Kalau saya meminta segera bersiap ke sekolah biar tidak terlambat, eh anak-anak bukannya buru-buru. “Lha, temanku itu (si A) datang terlambat.” Wah, si kecil tidak mau disalahkan nih.
“Jadi maksudnya apa ya, dek?”

Kalau sudah terbiasa terlambat, maka anak tidak lagi merasa malu. Sebaliknya bisa saja anak akan mengulanginya. Bagi anak TK tidak ada punishment, tidak ada yang perlu ditakutkan. Enjoy menikmati kata “terlambat”. Tapi bukan demikian maksudnya! Sejak kecil anak-anak perlu dibiasakan untuk mengerti waktu, disiplin terhadap jadwal sekolah. Saya yakin kebiasaan baik di TK akan berpengaruh di jenjang berikutnya.

Bahkan guru-gurunya perlu memompa semangat untuk mendisiplinkan diri. Wah, mereka kan menjadi contoh buat anak-anak di sekolah. Guru harus semangat agar anak-anak tumbuh semangat.

Ada anggapan libur adalah libur belajar.

“Aku kan libur, masak disuruh belajar sih?” kata anak saya.

Okey, kalau benar-benar harus buka buku pelajaran di sekolah, wah...pasti tidak mau. Tapi kalau mengaji... tak ada libur ya! Setuju! Aih, senangnya saya.
Maka ketika kebahagiaan di masa liburan usai, anak-anak tidak serta merta kembali pada rutinitas. Selama seminggu kemarin itu waktu luang tetap saja diisi penuh main-main.

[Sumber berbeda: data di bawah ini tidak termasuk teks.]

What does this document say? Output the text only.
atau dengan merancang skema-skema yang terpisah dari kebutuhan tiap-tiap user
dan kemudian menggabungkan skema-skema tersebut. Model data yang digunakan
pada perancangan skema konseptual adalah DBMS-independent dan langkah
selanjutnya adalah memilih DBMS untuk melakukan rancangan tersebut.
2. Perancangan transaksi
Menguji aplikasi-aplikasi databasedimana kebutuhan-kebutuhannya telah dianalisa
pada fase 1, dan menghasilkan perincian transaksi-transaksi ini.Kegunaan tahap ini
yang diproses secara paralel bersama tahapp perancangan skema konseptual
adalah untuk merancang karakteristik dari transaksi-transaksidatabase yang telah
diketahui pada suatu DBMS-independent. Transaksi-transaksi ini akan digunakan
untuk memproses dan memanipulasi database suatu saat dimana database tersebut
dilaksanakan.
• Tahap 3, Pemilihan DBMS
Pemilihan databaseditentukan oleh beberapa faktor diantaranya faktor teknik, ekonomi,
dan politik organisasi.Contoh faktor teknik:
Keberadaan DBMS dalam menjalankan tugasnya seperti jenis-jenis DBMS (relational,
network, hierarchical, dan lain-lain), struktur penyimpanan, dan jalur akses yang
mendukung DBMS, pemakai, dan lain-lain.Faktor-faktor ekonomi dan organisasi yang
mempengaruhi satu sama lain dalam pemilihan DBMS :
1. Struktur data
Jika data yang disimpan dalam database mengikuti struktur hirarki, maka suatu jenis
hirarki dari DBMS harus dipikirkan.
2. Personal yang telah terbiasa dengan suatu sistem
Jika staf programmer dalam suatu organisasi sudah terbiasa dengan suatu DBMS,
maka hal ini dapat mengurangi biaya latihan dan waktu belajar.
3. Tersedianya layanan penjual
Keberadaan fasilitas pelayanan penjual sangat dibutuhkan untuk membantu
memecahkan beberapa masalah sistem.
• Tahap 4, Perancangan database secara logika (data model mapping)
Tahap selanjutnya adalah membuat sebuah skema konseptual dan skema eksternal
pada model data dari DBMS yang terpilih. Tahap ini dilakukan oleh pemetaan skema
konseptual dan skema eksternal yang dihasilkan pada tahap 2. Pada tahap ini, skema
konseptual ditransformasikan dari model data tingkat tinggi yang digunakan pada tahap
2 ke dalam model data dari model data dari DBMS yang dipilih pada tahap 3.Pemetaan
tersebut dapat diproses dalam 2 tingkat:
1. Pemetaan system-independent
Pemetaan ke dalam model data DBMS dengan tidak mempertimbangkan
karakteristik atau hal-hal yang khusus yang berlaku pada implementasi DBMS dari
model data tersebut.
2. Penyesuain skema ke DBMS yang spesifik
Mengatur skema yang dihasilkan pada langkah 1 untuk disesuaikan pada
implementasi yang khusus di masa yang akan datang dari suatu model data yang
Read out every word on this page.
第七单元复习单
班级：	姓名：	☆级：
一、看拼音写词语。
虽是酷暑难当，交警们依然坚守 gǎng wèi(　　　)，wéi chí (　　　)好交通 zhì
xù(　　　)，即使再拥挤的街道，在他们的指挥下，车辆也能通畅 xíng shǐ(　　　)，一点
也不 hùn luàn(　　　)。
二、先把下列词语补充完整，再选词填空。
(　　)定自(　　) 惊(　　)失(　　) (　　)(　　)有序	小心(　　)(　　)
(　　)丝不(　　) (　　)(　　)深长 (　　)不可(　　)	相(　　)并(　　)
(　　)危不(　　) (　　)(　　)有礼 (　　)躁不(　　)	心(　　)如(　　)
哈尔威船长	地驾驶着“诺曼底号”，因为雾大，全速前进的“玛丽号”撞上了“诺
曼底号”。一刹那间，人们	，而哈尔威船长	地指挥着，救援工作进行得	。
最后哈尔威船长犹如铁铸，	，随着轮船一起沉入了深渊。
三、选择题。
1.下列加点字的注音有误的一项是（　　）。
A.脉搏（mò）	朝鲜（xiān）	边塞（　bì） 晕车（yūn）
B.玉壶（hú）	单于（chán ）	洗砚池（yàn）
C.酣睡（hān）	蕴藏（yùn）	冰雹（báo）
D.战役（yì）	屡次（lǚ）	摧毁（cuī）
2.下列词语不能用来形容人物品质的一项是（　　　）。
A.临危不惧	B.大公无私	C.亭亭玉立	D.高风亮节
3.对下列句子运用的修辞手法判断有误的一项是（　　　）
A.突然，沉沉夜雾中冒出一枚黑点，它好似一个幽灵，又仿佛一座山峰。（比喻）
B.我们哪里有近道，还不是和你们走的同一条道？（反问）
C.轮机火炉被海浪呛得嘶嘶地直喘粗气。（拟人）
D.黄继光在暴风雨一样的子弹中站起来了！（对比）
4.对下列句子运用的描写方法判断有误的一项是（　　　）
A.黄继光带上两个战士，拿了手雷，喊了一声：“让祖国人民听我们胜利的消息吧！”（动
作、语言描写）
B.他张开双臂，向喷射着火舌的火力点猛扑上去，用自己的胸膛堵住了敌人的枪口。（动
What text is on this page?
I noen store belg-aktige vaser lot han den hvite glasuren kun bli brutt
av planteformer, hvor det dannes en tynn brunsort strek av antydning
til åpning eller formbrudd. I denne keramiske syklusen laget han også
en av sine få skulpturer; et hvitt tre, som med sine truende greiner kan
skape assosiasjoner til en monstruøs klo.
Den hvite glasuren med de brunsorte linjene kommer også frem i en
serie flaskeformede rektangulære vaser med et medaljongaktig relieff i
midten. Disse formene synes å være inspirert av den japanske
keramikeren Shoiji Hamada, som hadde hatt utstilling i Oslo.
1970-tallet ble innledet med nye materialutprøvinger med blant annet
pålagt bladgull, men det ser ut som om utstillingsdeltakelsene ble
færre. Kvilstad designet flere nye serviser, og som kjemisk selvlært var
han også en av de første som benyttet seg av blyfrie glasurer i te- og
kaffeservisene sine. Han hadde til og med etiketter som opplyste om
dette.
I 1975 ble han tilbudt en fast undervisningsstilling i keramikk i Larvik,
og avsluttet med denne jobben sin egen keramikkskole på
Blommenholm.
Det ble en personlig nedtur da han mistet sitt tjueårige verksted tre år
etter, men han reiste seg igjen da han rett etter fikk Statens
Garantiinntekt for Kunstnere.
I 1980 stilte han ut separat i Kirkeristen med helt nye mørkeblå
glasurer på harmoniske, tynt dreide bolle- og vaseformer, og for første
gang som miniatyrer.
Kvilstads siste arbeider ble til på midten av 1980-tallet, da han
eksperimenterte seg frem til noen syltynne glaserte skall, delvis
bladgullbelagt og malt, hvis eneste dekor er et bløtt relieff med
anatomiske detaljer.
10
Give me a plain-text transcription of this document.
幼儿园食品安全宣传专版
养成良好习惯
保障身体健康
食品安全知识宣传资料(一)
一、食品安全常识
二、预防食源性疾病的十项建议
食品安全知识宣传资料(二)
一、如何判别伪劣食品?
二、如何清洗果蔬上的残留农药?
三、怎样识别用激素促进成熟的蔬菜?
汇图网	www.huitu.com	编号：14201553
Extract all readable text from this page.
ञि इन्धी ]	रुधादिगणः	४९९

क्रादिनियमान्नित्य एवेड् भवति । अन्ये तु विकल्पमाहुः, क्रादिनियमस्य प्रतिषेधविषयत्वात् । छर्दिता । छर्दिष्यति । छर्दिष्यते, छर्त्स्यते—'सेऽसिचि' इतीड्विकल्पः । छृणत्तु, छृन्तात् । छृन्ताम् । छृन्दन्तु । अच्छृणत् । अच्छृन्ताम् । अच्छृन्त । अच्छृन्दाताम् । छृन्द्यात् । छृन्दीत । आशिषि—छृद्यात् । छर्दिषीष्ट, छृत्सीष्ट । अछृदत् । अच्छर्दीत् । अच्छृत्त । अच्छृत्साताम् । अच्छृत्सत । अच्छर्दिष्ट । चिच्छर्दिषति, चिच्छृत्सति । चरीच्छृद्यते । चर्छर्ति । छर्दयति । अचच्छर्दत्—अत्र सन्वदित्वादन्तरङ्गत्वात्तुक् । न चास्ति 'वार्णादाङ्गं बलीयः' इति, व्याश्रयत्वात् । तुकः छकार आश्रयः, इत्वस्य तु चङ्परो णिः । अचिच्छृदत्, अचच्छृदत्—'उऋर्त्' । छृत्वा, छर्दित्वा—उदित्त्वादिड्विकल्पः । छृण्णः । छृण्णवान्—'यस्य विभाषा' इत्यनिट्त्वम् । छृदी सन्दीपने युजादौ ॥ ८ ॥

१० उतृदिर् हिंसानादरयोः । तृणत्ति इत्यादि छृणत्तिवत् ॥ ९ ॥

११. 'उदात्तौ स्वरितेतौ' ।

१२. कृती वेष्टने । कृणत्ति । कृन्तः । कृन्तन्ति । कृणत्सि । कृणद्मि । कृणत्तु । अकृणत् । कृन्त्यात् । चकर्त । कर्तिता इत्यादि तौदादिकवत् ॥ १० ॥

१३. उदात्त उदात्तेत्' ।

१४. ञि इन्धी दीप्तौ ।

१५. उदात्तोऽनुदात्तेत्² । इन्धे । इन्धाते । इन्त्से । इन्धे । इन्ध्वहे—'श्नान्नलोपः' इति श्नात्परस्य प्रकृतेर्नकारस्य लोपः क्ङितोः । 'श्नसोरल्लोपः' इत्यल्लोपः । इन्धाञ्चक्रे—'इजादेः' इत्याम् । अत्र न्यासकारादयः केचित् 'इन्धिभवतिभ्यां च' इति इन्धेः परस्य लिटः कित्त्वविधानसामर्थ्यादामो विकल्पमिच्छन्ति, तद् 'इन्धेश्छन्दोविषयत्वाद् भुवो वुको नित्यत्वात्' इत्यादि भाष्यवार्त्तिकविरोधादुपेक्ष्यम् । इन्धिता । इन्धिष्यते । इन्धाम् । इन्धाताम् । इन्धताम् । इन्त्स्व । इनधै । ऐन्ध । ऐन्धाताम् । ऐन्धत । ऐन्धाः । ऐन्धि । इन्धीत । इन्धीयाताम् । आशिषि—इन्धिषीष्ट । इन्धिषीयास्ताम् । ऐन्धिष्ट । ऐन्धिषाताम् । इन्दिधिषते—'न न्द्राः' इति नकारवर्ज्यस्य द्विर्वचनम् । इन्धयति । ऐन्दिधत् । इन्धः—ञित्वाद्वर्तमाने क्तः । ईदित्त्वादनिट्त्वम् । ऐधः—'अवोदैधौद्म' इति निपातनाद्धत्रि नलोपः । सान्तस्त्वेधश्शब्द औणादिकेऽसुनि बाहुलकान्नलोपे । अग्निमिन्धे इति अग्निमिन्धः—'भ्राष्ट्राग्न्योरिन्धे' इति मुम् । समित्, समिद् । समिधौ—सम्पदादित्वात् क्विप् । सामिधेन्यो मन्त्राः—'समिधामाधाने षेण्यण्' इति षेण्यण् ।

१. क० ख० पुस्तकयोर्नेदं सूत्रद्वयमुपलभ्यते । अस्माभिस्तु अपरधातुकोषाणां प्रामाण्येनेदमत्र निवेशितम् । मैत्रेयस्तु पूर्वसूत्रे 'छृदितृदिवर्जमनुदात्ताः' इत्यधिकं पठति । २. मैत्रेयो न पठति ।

Sholat, mengaji tetap jalan!

Saya tak bisa memaksa mereka menghadapi tumpukan buku-buku sekolah. Bukankah mereka memilih untuk bermain. Ada masanya ketika mereka akan menghadapi buku-buku itu.

Biarlah mereka bermain dengan gembira. Pada saatnya nanti mereka akan paham. Tak selamanya anak-anak tersihir dengan efek libur panjang. Libur telah usai, tapi belajar tak pernah usai. Sampai kapanpun belajar mempunyai arti yang penting. Karena belajar bukan saja pada buku-buku teks pelajaran di sekolah. Semua tempat di bumi adalah tempat untuk belajar. Apapun bisa menjadi pelajaran yang berharga. 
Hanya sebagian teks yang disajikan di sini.